Jul 27, 6:51 AM EDT

Jury Finds Yates Not Guilty in Drownings

By ANGELA K. BROWN
Associated Press Writer



Second Trial Yields Different Verdict for Yates


HOUSTON (AP) -- After being acquitted by reason of insanity in her children's bathtub drowning deaths, Andrea Yates won't spend her life in prison - but she will be committed to a state mental hospital.

One day after her acquittal, Yates will learn Thursday where she will be held until she is no longer deemed a threat. It will likely be North Texas State Hospital in Vernon, a maximum-security state facility, said her lead attorney, George Parnham.

Yates' ex-husband, Russell Yates, called the verdict "a miracle."

"This means a woman who we perceive to be also a victim in all this, just like our children are, is going to get a better quality of life for herself for the balance of her life," Yates said outside the courthouse.




Four years ago, another jury convicted Yates of the 2001 murders, but an appeals court overturned the conviction last year because of erroneous testimony from a prosecution witness.

Yates' attorneys said she suffered from severe postpartum psychosis and, in a delusional state, believed Satan was inside her and was trying to save the children from hell by drowning 6-month-old Mary, 2-year-old Luke, 3-year-old Paul, 5-year-old John and 7-year-old Noah.

"It's this simple: This lady never did anything, anything wrong in her whole life," defense attorney Wendell Odom said. "She's mentally ill. She wakes up one morning. She drowns her five kids. Come on - we all know she's insane, and it's a shame that it took us this long to finally get the right verdict."

Prosecutors had maintained that although Yates was mentally ill, she failed to meet the state's definition of insanity: being so severely mentally ill that she did not know her actions were wrong.

"I'm very disappointed," prosecutor Kaylynn Williford said. "For five years, we've tried to seek justice for these children."

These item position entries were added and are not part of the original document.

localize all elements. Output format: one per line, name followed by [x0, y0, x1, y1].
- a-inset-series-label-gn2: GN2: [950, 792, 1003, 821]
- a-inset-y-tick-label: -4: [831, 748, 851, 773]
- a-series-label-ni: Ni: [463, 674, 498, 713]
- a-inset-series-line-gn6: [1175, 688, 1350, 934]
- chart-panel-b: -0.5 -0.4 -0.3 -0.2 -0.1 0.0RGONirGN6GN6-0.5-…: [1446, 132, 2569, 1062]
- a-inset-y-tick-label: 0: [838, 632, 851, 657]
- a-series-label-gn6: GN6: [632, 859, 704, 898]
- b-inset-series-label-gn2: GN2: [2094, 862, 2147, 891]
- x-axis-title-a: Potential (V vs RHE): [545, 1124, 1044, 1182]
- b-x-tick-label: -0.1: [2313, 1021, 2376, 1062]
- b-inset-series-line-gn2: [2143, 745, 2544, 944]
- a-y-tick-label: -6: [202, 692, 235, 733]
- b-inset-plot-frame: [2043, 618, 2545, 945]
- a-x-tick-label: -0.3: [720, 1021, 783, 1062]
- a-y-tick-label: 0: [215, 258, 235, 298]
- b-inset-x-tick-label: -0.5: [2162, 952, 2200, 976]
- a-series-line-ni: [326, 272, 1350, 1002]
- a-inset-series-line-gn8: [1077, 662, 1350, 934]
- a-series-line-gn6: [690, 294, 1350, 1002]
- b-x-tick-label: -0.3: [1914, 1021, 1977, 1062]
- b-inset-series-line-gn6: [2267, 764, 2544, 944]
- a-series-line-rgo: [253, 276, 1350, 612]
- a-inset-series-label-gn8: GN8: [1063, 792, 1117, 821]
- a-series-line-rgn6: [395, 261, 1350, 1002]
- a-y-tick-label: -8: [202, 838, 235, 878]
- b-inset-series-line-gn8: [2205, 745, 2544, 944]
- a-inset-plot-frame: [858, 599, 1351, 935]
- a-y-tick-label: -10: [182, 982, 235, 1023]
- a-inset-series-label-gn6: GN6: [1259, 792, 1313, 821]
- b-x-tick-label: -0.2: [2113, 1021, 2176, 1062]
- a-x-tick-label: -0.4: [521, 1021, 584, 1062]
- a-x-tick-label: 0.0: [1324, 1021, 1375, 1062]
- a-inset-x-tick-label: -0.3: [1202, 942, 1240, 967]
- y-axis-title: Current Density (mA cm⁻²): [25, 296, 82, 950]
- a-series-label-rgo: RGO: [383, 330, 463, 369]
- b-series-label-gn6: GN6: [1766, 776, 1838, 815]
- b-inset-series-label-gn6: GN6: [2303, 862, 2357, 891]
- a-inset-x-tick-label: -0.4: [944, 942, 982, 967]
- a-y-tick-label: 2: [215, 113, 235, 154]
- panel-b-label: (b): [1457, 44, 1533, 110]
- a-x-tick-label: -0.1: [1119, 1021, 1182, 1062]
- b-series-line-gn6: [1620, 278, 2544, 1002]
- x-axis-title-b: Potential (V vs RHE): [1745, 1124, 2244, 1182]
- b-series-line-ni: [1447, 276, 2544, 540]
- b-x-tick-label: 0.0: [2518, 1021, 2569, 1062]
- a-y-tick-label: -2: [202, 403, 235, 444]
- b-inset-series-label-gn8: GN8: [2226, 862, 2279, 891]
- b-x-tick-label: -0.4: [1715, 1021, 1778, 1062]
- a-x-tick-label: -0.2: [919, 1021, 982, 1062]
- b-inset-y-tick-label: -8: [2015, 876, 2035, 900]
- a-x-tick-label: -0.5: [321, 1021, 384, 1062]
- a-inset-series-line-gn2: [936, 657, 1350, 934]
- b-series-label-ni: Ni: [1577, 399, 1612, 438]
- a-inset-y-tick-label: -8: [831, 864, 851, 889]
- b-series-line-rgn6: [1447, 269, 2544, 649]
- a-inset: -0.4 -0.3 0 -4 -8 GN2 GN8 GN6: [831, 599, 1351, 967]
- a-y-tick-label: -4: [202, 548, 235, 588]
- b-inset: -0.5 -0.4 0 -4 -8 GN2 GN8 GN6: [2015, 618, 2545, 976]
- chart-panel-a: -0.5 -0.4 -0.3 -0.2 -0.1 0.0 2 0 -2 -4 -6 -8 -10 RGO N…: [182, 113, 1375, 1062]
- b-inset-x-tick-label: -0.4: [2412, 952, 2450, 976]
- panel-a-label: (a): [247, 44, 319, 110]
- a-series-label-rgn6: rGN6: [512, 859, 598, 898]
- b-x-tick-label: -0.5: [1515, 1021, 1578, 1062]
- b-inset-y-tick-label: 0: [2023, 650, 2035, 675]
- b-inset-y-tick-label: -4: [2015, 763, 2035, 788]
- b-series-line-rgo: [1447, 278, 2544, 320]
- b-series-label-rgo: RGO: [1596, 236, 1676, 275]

Yates "made a decision that what she did was right," said prosecutor Joe Owmby. "That is an untenable position."

It will be difficult for Yates to be released. Getting released, or transferred to a lower-security hospital, requires a complicated and comprehensive evaluation process. Experts say it can take decades before psychiatrists decide that a patient is healthy enough to be released, and even then a judge can reject those findings.

The jury, split evenly between men and women, deliberated for about 13 hours over three days. The jurors, in accordance with state law, had not been told what would happen to Yates with a not guilty by reason of insanity verdict.

Jury foreman Todd Frank, 33, a marketing manager, said the group had "some emotional difficulty" reaching its unanimous verdict. Frank said it would have been easier if they had the option of a "guilty but insane" verdict.

Prosecutors had sought Yates' execution in the first trial but could not in the second because the first jury had rejected a death sentence.

That could help explain the different verdict in the retrial, said Charles P. Ewing, a law and psychiatry professor at the State University of New York at Buffalo. Juries considering execution tend to be more harsh, he said.

Yates did not testify. Her lawyers presented much of the same evidence as in the first trial, including half a dozen psychiatrists who testified that Yates didn't know the drownings were wrong.

Yates' 2002 conviction was overturned after Dr. Park Dietz, a forensic psychiatrist, told the first jury that before the drownings, NBC ran a "Law & Order" episode about a woman who was acquitted by reason of insanity after drowning her children. It was later learned that no such episode existed.

Yates was charged in this case with three of the children's deaths. Owmby said Wednesday he would recommend to Harris County District Attorney Chuck Rosenthal that he not pursue prosecuting Yates on the remaining two deaths.

Parnham said that if Yates had not been convicted the first time, Texas could have seen a backlash against mentally ill people instead of greater understanding.

"There would have been a massive protest to change the law and get rid of the insanity defense because (they thought) that woman didn't deserve to be acquitted," Parnham said. "But it worked just the opposite, and it took five years of doing, but people are talking and changes are taking place as we speak."